There are 2000+ different sources.

In [159]:
print(np.unique(data['source']))
print(len(np.unique(data['source'])))
data.groupby('source').count()[['state']].rename(
    columns={'state': 'count'}).sort_values(
    'count', ascending=False).reset_index().loc[:100].plot.bar(
        x='source', y='count', figsize=(16, 10), fontsize=10);
['13th District GOP slate' '18% of the American public'
 '60 Plus Association' ..., 'Zell Miller' 'Zoe Lofgren' 'billhislam.com']
2124

Predicting truth level¶

The goal is to predict the truthfulness of statements. Let us group the data according to the truth columns:

In [160]:
data.groupby('truth').count()[['source']].reset_index().plot.bar(x='truth', y='source');

The pipeline¶

For submitting at the RAMP site, you will have to write two classes, saved in two different files:

  • the class FeatureExtractor, which will be used to extract features for classification from the dataset and produce a numpy array of size (number of samples $\times$ number of features).
  • a class Classifier to predict

Feature extractor¶

The feature extractor implements a transform member function. It is saved in the file submissions/starting_kit/feature_extractor.py. It receives the pandas dataframe X_df defined at the beginning of the notebook. It should produce a numpy array representing the extracted features, which will then be used for the classification.

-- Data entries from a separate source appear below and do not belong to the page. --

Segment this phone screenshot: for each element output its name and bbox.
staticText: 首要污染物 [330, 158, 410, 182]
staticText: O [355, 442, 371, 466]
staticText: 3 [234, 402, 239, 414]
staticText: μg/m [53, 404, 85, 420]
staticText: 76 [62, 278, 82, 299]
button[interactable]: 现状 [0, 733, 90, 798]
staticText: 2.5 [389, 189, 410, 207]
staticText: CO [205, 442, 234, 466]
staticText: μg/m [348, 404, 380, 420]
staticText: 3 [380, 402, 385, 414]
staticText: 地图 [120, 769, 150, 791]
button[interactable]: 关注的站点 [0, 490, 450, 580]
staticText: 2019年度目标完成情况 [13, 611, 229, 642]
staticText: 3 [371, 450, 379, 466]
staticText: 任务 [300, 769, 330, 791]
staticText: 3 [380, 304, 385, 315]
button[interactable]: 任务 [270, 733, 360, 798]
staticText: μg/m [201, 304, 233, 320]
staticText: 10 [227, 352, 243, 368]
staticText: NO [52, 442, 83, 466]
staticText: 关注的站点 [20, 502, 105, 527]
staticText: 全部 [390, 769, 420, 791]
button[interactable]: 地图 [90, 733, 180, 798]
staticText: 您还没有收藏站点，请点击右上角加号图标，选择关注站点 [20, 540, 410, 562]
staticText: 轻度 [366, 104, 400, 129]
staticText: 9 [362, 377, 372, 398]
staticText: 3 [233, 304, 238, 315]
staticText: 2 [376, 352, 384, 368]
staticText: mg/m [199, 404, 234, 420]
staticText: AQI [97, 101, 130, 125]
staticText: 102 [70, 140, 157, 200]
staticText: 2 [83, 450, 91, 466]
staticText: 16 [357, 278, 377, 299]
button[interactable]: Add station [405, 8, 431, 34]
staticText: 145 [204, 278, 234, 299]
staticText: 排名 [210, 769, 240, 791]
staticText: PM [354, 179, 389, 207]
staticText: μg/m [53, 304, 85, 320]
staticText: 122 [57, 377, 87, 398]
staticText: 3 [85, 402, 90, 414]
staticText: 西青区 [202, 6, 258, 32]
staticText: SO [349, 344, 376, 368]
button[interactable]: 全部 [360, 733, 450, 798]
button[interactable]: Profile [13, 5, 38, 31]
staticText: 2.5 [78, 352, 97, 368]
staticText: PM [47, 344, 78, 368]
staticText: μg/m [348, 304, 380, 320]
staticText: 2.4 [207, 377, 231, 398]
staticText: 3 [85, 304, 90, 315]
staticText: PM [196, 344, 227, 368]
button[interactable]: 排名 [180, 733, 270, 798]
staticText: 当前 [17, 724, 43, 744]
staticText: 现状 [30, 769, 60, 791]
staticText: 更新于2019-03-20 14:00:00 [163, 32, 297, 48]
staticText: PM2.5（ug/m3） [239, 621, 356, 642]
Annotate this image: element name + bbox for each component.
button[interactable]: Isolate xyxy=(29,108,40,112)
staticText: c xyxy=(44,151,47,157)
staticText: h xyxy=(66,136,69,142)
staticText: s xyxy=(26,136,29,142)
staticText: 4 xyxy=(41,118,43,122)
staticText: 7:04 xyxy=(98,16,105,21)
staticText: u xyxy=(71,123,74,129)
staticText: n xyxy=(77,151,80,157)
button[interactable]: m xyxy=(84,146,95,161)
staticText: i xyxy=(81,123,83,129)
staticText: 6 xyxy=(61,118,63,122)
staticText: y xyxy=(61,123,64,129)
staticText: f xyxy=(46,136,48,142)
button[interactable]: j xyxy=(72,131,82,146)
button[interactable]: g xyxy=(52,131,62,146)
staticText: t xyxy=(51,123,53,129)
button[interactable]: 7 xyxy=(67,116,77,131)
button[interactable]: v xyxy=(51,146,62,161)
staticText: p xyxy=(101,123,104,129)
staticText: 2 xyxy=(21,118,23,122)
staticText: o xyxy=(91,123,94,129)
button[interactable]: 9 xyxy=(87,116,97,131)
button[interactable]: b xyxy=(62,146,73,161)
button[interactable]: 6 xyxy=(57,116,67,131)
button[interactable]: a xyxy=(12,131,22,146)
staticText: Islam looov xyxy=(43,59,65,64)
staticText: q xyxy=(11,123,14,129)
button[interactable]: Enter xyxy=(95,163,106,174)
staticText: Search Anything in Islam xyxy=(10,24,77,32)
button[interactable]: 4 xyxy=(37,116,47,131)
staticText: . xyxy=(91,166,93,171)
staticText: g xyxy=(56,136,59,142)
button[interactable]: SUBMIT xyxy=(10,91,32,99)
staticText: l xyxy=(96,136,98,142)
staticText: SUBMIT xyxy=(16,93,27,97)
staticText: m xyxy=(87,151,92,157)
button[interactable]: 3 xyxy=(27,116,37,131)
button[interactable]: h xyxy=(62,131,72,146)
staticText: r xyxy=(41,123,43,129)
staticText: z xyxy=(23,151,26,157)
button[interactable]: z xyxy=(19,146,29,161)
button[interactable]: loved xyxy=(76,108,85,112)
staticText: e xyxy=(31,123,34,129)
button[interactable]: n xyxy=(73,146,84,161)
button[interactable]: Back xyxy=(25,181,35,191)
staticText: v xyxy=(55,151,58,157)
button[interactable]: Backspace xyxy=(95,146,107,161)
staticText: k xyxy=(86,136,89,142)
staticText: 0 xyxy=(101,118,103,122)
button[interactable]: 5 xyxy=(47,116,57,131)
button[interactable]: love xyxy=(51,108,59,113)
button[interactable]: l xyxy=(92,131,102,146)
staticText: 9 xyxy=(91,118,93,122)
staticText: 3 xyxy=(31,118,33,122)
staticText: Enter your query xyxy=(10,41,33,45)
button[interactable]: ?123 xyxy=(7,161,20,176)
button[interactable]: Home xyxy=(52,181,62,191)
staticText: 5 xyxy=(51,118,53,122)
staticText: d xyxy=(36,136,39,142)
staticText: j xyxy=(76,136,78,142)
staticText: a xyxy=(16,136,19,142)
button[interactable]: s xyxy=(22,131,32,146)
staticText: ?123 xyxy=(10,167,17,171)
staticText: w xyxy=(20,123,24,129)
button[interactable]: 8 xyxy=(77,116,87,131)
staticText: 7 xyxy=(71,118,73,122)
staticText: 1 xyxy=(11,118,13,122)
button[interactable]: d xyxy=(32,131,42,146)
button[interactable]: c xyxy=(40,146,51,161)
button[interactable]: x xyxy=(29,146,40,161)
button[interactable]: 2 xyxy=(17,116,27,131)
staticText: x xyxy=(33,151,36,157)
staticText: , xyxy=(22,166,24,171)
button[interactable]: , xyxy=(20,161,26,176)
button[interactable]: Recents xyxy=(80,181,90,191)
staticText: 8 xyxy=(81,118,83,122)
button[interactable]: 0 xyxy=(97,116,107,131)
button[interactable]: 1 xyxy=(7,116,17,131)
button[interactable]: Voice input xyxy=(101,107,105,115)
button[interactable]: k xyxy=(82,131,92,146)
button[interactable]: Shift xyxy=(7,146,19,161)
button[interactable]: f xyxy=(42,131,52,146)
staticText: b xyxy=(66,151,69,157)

Note that the following code cells are not executed in the notebook. The notebook saves their contents in the file specified in the first line of the cell, so you can edit your submission before running the local test below and submitting it at the RAMP site.

In [1]:
%%file submissions/starting_kit/feature_extractor.py
# -*- coding: utf-8 -*-
from __future__ import unicode_literals

import numpy as np
import string
import unicodedata

from nltk.corpus import stopwords
from nltk import word_tokenize
from nltk.stem import SnowballStemmer
from sklearn.utils.validation import check_is_fitted
from sklearn.preprocessing import OneHotEncoder, MaxAbsScaler

def clean_str(sentence, stem=True):
    english_stopwords = set(
        [stopword for stopword in stopwords.words('english')])
    punctuation = set(string.punctuation)
    punctuation.update(["``", "`", "..."])
    if stem:
        stemmer = SnowballStemmer('english')
        return list((filter(lambda x: x.lower() not in english_stopwords and
                            x.lower() not in punctuation,
                            [stemmer.stem(t.lower())
                             for t in word_tokenize(sentence)
                             if t.isalpha()])))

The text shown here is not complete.